Sebagaimana diberitakan, kontrak untuk memenuhi kebutuhan pupuk subsidi ini telah ditandatangani PT Pupuk Indonesia (Persero) dan Kementerian Pertanian, di Jakarta pada Senin (29/12/2025). Seperti disampaikan Direktur Supply Chain Pupuk Indonesia, Robby Setiabudi Madjid lewat penandatanganan kontrak ini, Pupuk Indonesia sudah bisa mendistribusikan pupuk bersubsidi pada 2026.
“Per 1 Januari 2026, pupuk bersubsidi baik untuk sektor pertanian maupun perikanan bisa ditebus oleh petani dan pembudidaya ikan, dengan syarat mereka sudah terdaftar sebagai penerima pupuk bersubsidi,” kata Robby.
Baca Juga
Pupuk Indonesia Mau Ciptakan Proyek Amonia Hijau 'Hybrid' Pertama di Dunia
Sebagai bentuk kesiapan, Pupuk Indonesia telah menyediakan stok yang cukup atau safety stock yang diatur pemerintah. Stok tersebut telah tersedia di Penerima Pupuk pada Titik Serah atau PPTS di seluruh Indonesia.
“Kami juga sudah melakukan tes untuk memastikan sistem. Insyaallah pukul 00.00 WIB tanggal 1 Januari 2026 petani maupun pembudidaya ikan yang terdaftar sudah bisa menebus pupuk bersubsidi di PPTS sesuai dengan HET (Harga Eceran Tertinggi)” kata dia.
Vice President Komunikasi Korporat Pupuk Indonesia, Cindy Sistyarani menjelaskan Pupuk Indonesia akan didukung infrastruktur fisik yang mencakup ratusan gudang serta jalur distribusi laut dan darat yang menjangkau distribusi seluruh PPTS di Indonesia.
“Seluruh proses distribusi tersebut dapat dipantau secara real-time melalui Command Center untuk memastikan penyaluran pupuk berlangsung tepat waktu dan tepat sasaran,” kata Cindy, kepada investortrust.id, Rabu (31/12/2025).
Di tingkat PPTS, kata Cindy, penebusan pupuk subsidi didukung oleh aplikasi i-Pubers, yang memungkinkan petani menebus pupuk hanya dengan menggunakan KTP, sekaligus memastikan penyaluran sesuai Harga Eceran Tertinggi (HET) yang ditetapkan pemerintah.
Sementara itu, dari sisi produksi, Pupuk Indonesia memastikan keandalan operasi dengan melaksanakan program revitalisasi pabrik yang didukung Peraturan Presiden (Perpres) Nomor 113 Tahun 2025 tentang Tata Kelola Pupuk Bersubsidi.

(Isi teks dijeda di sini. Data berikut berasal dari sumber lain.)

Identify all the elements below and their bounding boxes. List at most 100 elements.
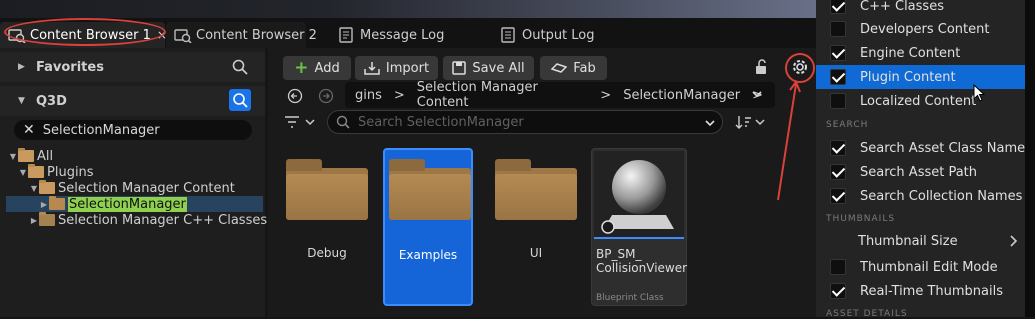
content-browser-icon (174, 27, 192, 43)
expand-arrow-icon: ▶ (40, 199, 48, 209)
message-log-icon (338, 27, 356, 43)
chevron-down-icon[interactable] (751, 88, 763, 100)
menu-item-label: Thumbnail Size (858, 233, 958, 249)
menu-item-cpp-classes[interactable]: C++ Classes (816, 0, 1035, 18)
menu-item-label: Localized Content (860, 93, 977, 109)
menu-item-developers-content[interactable]: Developers Content (816, 17, 1035, 41)
checkbox[interactable] (830, 45, 846, 61)
search-icon (336, 115, 350, 129)
tree-label: All (37, 148, 54, 164)
tab-label: Message Log (360, 27, 445, 43)
folder-icon (49, 196, 65, 210)
checkbox[interactable] (830, 0, 846, 14)
import-button[interactable]: Import (355, 56, 438, 80)
breadcrumb-separator[interactable]: > (600, 88, 611, 103)
breadcrumb-item[interactable]: Selection Manager Content (417, 80, 588, 110)
project-label: Q3D (36, 93, 67, 109)
save-icon (452, 61, 467, 75)
breadcrumb: gins > Selection Manager Content > Selec… (345, 80, 775, 110)
tree-item-selection-manager-content[interactable]: ▼ Selection Manager Content (29, 180, 235, 196)
tree-item-all[interactable]: ▼ All (8, 148, 53, 164)
favorites-header[interactable]: ▶ Favorites (0, 52, 265, 82)
tree-label: Selection Manager C++ Classes (58, 212, 268, 228)
cpp-folder-icon (39, 212, 55, 226)
menu-item-thumbnail-edit-mode[interactable]: Thumbnail Edit Mode (816, 255, 1035, 279)
checkbox[interactable] (830, 164, 846, 180)
chevron-down-icon[interactable] (704, 117, 716, 129)
filter-button[interactable] (284, 114, 320, 130)
checkbox[interactable] (830, 21, 846, 37)
save-all-label: Save All (472, 60, 525, 76)
checkbox[interactable] (830, 69, 846, 85)
viewport-strip (0, 0, 820, 18)
checkbox[interactable] (830, 93, 846, 109)
forward-arrow-icon[interactable] (318, 88, 334, 104)
menu-item-label: Thumbnail Edit Mode (860, 259, 998, 275)
tab-message-log[interactable]: Message Log (330, 22, 478, 48)
menu-item-label: Engine Content (860, 45, 961, 61)
search-input[interactable]: Search SelectionManager (327, 110, 723, 134)
annotation-circle (4, 18, 166, 46)
folder-tile-debug[interactable]: Debug (282, 148, 372, 306)
tab-content-browser-2[interactable]: Content Browser 2 (166, 22, 317, 48)
folder-tile-ui[interactable]: UI (491, 148, 581, 306)
search-toggle-button[interactable] (229, 89, 251, 111)
sort-button[interactable] (735, 114, 767, 130)
checkbox[interactable] (830, 188, 846, 204)
blueprint-tile[interactable]: BP_SM_ CollisionViewer Blueprint Class (591, 148, 687, 306)
asset-name-line: CollisionViewer (596, 261, 688, 275)
clear-icon[interactable]: ✕ (23, 122, 35, 138)
menu-item-engine-content[interactable]: Engine Content (816, 41, 1035, 65)
menu-item-localized-content[interactable]: Localized Content (816, 89, 1035, 113)
favorites-label: Favorites (36, 59, 104, 75)
menu-item-label: Search Asset Class Names (860, 140, 1032, 156)
save-all-button[interactable]: Save All (443, 56, 534, 80)
menu-item-plugin-content[interactable]: Plugin Content (816, 65, 1035, 89)
menu-item-label: Real-Time Thumbnails (860, 283, 1004, 299)
fab-icon (551, 62, 568, 74)
breadcrumb-item[interactable]: gins (355, 88, 382, 103)
annotation-arrow (777, 53, 815, 201)
back-arrow-icon[interactable] (287, 88, 303, 104)
add-button[interactable]: + Add (283, 56, 351, 80)
fab-button[interactable]: Fab (540, 56, 607, 80)
expand-arrow-icon: ▶ (18, 62, 25, 72)
tree-item-selectionmanager[interactable]: ▶ SelectionManager (39, 196, 187, 212)
tab-label: Output Log (522, 27, 595, 43)
asset-type-label: Blueprint Class (596, 293, 664, 303)
collapse-arrow-icon: ▼ (18, 96, 25, 106)
tab-output-log[interactable]: Output Log (492, 22, 642, 48)
menu-item-search-asset-path[interactable]: Search Asset Path (816, 160, 1035, 184)
menu-item-thumbnail-size[interactable]: Thumbnail Size (816, 229, 1035, 253)
checkbox[interactable] (830, 259, 846, 275)
mouse-cursor-icon (973, 84, 986, 102)
plus-icon: + (294, 58, 309, 78)
menu-item-realtime-thumbnails[interactable]: Real-Time Thumbnails (816, 279, 1035, 303)
collapse-arrow-icon: ▼ (9, 151, 17, 161)
toolbar: + Add Import Save All Fab (268, 52, 816, 82)
folder-icon (389, 159, 471, 220)
tree-item-plugins[interactable]: ▼ Plugins (18, 164, 94, 180)
folder-tile-examples[interactable]: Examples (383, 148, 473, 306)
fab-label: Fab (573, 60, 596, 76)
breadcrumb-separator[interactable]: > (394, 88, 405, 103)
checkbox[interactable] (830, 140, 846, 156)
path-filter-input[interactable]: ✕ SelectionManager (14, 120, 252, 140)
asset-name-line: BP_SM_ (596, 247, 642, 261)
breadcrumb-item[interactable]: SelectionManager (623, 88, 740, 103)
asset-label: UI (529, 246, 543, 260)
expand-arrow-icon: ▶ (30, 215, 38, 225)
unlock-icon[interactable] (755, 59, 769, 75)
menu-item-search-asset-class-names[interactable]: Search Asset Class Names (816, 136, 1035, 160)
search-icon (233, 93, 248, 108)
menu-section-header: SEARCH (826, 120, 869, 130)
asset-label: Examples (398, 248, 458, 262)
project-header[interactable]: ▼ Q3D (0, 86, 265, 116)
checkbox[interactable] (830, 283, 846, 299)
folder-icon (28, 164, 44, 178)
search-placeholder: Search SelectionManager (358, 114, 524, 130)
tree-item-selection-manager-cpp[interactable]: ▶ Selection Manager C++ Classes (29, 212, 267, 228)
window-edge (1025, 0, 1035, 317)
menu-item-search-collection-names[interactable]: Search Collection Names (816, 184, 1035, 208)
search-icon[interactable] (232, 59, 248, 75)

Regulasi ini juga menjadi landasan terjadinya penurunan HET pupuk subsidi sebesar 20%.
Rahmad menjelaskan dengan aturan itu, negara menyepakati 2/3 dari anggaran subsidi pupuk dibayarkan di muka. Kondisi ini menghemat biaya bunga yang dibayarkan perusahaan hingga Rp 2 triliun.
Baca Juga
Pupuk Indonesia Sabet Excellence In Performance Awards di Investortrust BUMN Awards 2025
Menurut Cindy, skema pembayaran subsidi di muka yang diatur dalam perpres tersebut membuka ruang bagi Pupuk Indonesia untuk meningkatkan efisiensi dan hasil efisiensi tersebut dikembalikan langsung kepada petani melalui penurunan harga pupuk yang berlaku sejak 22 Oktober 2025.
Selain itu, Pupuk Indonesia berkomitmen untuk melanjutkan program revitalisasi industri pupuk dengan target tujuh pabrik direvitalisasi dan dibangun dalam 5 tahun ke depan. Program ini amat penting untuk menjaga keterjangkauan harga pupuk, memperkuat keberlanjutan industri pupuk nasional, serta memastikan tata kelola subsidi pupuk tetap sehat dalam mendukung swasembada pangan yang berkelanjutan.
Ke depannya, Rahmad meminta suku bunga perbankan turun di bawah 6%. Dengan EBITDA sekitar 20%, suku bunga sebesar di atas 6% itu dirasakan menipiskan penghasilan.
“Mungkin yang bisa dipikirkan, bagaimana kita industrialisasi, salah satu yang kritikal itu adalah menurunkan suku bunga (bank) di bawah 6%” ujar dia.